Passe à l’heure du thé

// 29/03/2015

Par Catherine Colard

Cette semaine, à la demande générale, j’avais prévu d’enfin lever un coin de voile sur ma trépidante vie nocturne.

Mais non, pas la danse des sept voiles, trop touchy en cette période de radicalisation textile. Plutôt sept petits sketches croquignolesques sans ambiguïté, inspirés du très sérieux best-seller de vulgarisation qui avait lui-même inspiré Woody A. pour son film « Tout ce que vous avez toujours voulu savoir sur la trépidante vie nocturne de Catherine Colard... sans jamais oser le demander ».

Mais les hasards du calendrier en ont voulu autrement.

J’avais accepté un rendez-vous au bar du *** avec mon ami *** (celui qui a un César tout froissé sur sa cheminée et un Oscar dans son imagination non moins froissée) pour célébrer l’arrivée de la saison nouvelle des amours entre 4 yeux et autour de moult Bellinis.

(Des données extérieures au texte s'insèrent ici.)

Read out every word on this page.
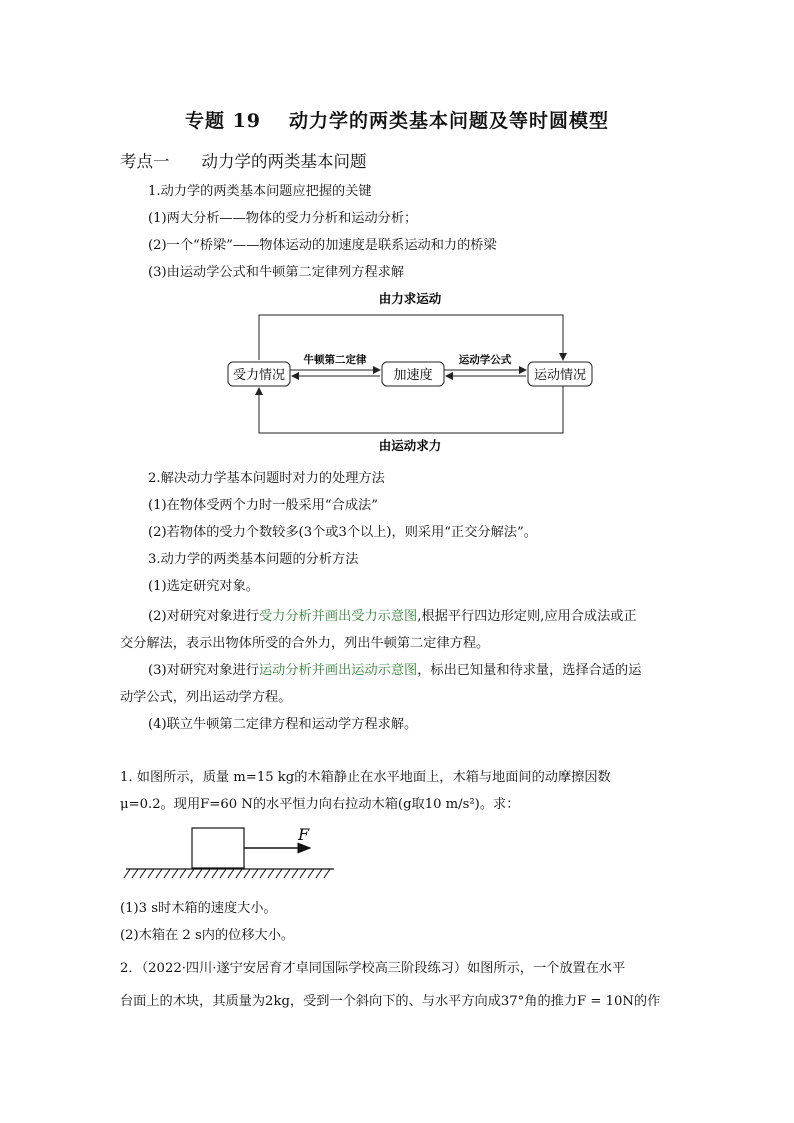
专题 19 动力学的两类基本问题及等时圆模型
考点一 动力学的两类基本问题
1.动力学的两类基本问题应把握的关键
(1)两大分析——物体的受力分析和运动分析；
(2)一个“桥梁”——物体运动的加速度是联系运动和力的桥梁
(3)由运动学公式和牛顿第二定律列方程求解
由力求运动
受力情况	加速度	运动情况
牛顿第二定律	运动学公式
由运动求力
2.解决动力学基本问题时对力的处理方法
(1)在物体受两个力时一般采用“合成法”
(2)若物体的受力个数较多(3个或3个以上)，则采用“正交分解法”。
3.动力学的两类基本问题的分析方法
(1)选定研究对象。
(2)对研究对象进行受力分析并画出受力示意图,根据平行四边形定则,应用合成法或正
交分解法，表示出物体所受的合外力，列出牛顿第二定律方程。
(3)对研究对象进行运动分析并画出运动示意图，标出已知量和待求量，选择合适的运
动学公式，列出运动学方程。
(4)联立牛顿第二定律方程和运动学方程求解。
1. 如图所示，质量 m=15 kg的木箱静止在水平地面上，木箱与地面间的动摩擦因数
μ=0.2。现用F=60 N的水平恒力向右拉动木箱(g取10 m/s²)。求：
F
(1)3 s时木箱的速度大小。
(2)木箱在 2 s内的位移大小。
2．（2022·四川·遂宁安居育才卓同国际学校高三阶段练习）如图所示，一个放置在水平
台面上的木块，其质量为2kg，受到一个斜向下的、与水平方向成37°角的推力F = 10N的作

Dimanche 2AM. Une belle heure sans doute, puisque la ville qui ne dort jamais est aussi connue pour être celle de tous les possibles...

Mais les hasards du calendrier en ont voulu tout autrement.

« En octobRE, on REcule les aiguilles de la montre, en AVril, on AVance »
, me dit la suave voix dans la radio. Le journal sous ma tasse de café noir. Les chatons sur Facebook. Mon esthéticienne tunisienne artiste de la cire moulée...
« Moyen mnémotechnique plus que moyen », me dis-je, puisque nous sommes toujours en mars.
Evitons le pathos et remettons les pendules à l’heure. En mars, attention les gars! Je change mon fuseau d’épaule au milieu du village.

Il ne s'est rien passé ce samedi/dimanche entre 2 et 3 h du mat'.

J’aurais pu mettre à profit cette heure volatilisée pour, au choix, écouter Indila en boucle de nuit, m’inscrire à une croisière Costa Concordia parce que j’ai peur de l’avion, rêver un long rêve érotique avec Samuel Benchetrit tout tatoué, aller faire du saut à l’élastique dans le Vercors, enregistrer une reprise en dubstep de « C’est le Printemps » de Pierre Perret, regarder « Chasse et Pêche » dans mon bain parfumé, effectuer quelques recherches sur Proust dans Google, faire un karaoké avec Léo « avec le temps » Ferré, réécrire les sketches de Raymond Devos. Ou même dormir. Ou même rédiger un édito.

Un choix qui m’a été chipé dans le même temps que ces 60 minutes lâchement chapardées à l’insu de mon calendrier si confortable.

J’ai donc fait montre d'impatience, dormi plus rapidement, me suis enduit le visage de crème anti-âge contre le relâchement des failles facio-temporelles, même si selon Liliane Bettencourt, les frères Bogdanov et Julian Assange, la crème anti-âge ne sert à rien. Comme le leurre d’été, la spiruline et le régime détox de Bigard. Entre nous, je ne comprends pas que ces pratiques chronophages ne soient point encore mises à l'index au même titre que le Nutella, les fringues Desigual, le surimi et le nail art.

Les sauts dans le temps ne sont pourtant jamais anodins. Jet-larguée, j’ai changé l’heure du microwave, les pneus de ma citrouille, appris que Voltaire fut maître horloger et oublié d’écrire mon édito.

Mais *** est passé à l’heure du thé.